A practical finding: explicit control of output length during training matters. Without that control, models learn to "game" the judge by producing longer, more verbose answers. An ablation experiment showed inflated How2Bench scores accompanied by much longer procedures when length control was removed.
Qué se publica y por qué te importa
They publish everything needed so you can reproduce the flow and apply the same methodology:
Code for the How2Mine pipeline and the prompts.
Full dataset of 351,162 procedures and the How2Bench split.
The distilled How2Score judge (open 8B model, How2Judge).
Training recipes to fine-tune models using How2Score as a reward signal.
If you work on agents, planning systems, instructive models, or any product that guides people with concrete steps, this gives you two practical things: a way to measure if what your model generates will work, and a way to train it to reduce real failures.

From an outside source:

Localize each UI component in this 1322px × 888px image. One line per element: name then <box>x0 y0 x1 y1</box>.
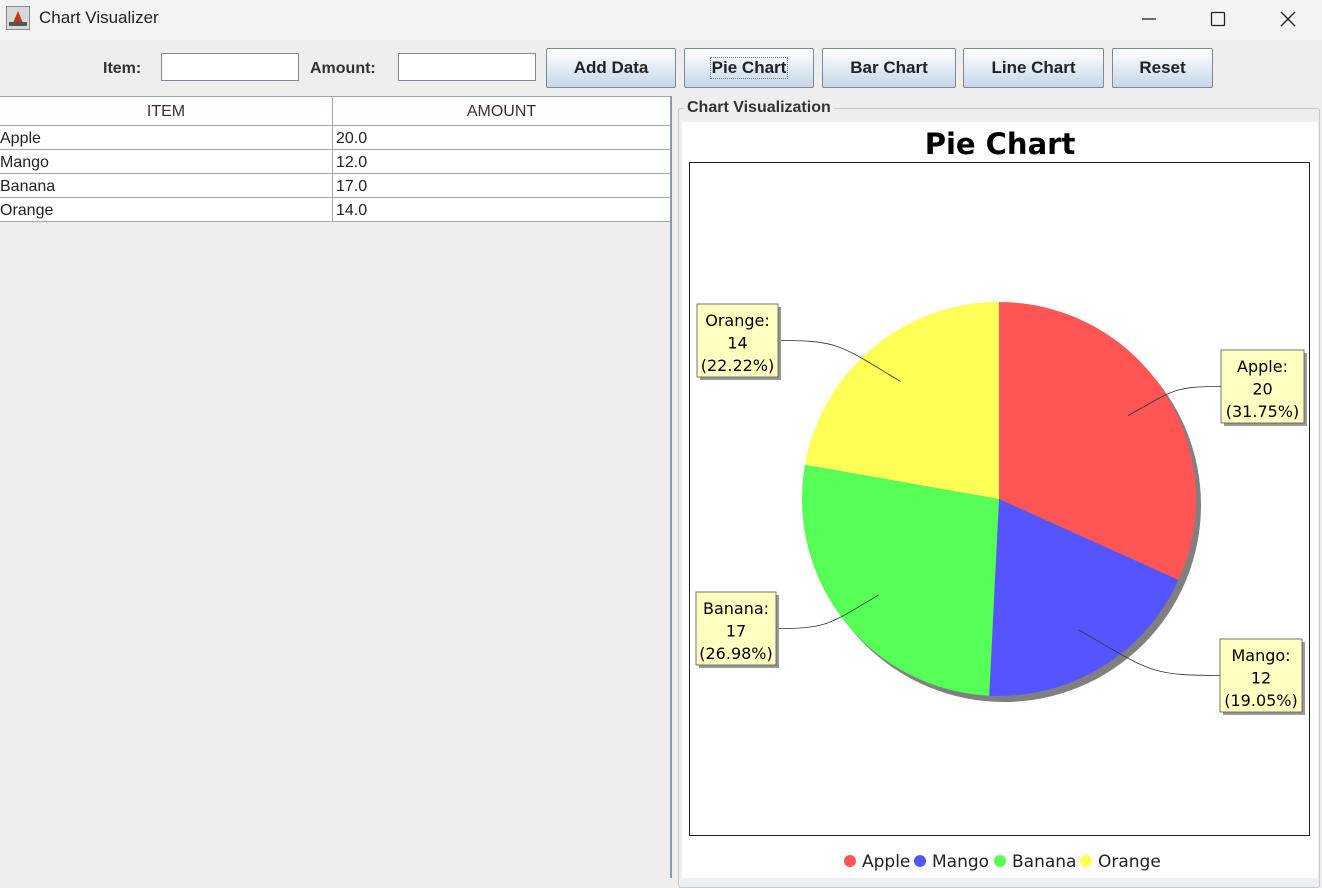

Ideas prácticas para empezar
Use the How2Bench split to evaluate your model with controlled objectives and length. Does your model fail because of missing steps or because of vagueness?
Try How2Judge to create a cheap reward signal before investing in extensive human evaluation.
Watch out for reward hacking: control length and penalize irrelevant steps.
The main contribution of How2Everything is operational: it shows that the web can become a reference anchor to evaluate and improve behaviors that are hard to verify in the lab. They turn a measurement problem into a closed loop of reproducible, scalable improvement.
Are you ready to try it on your model and measure whether your instructions really work?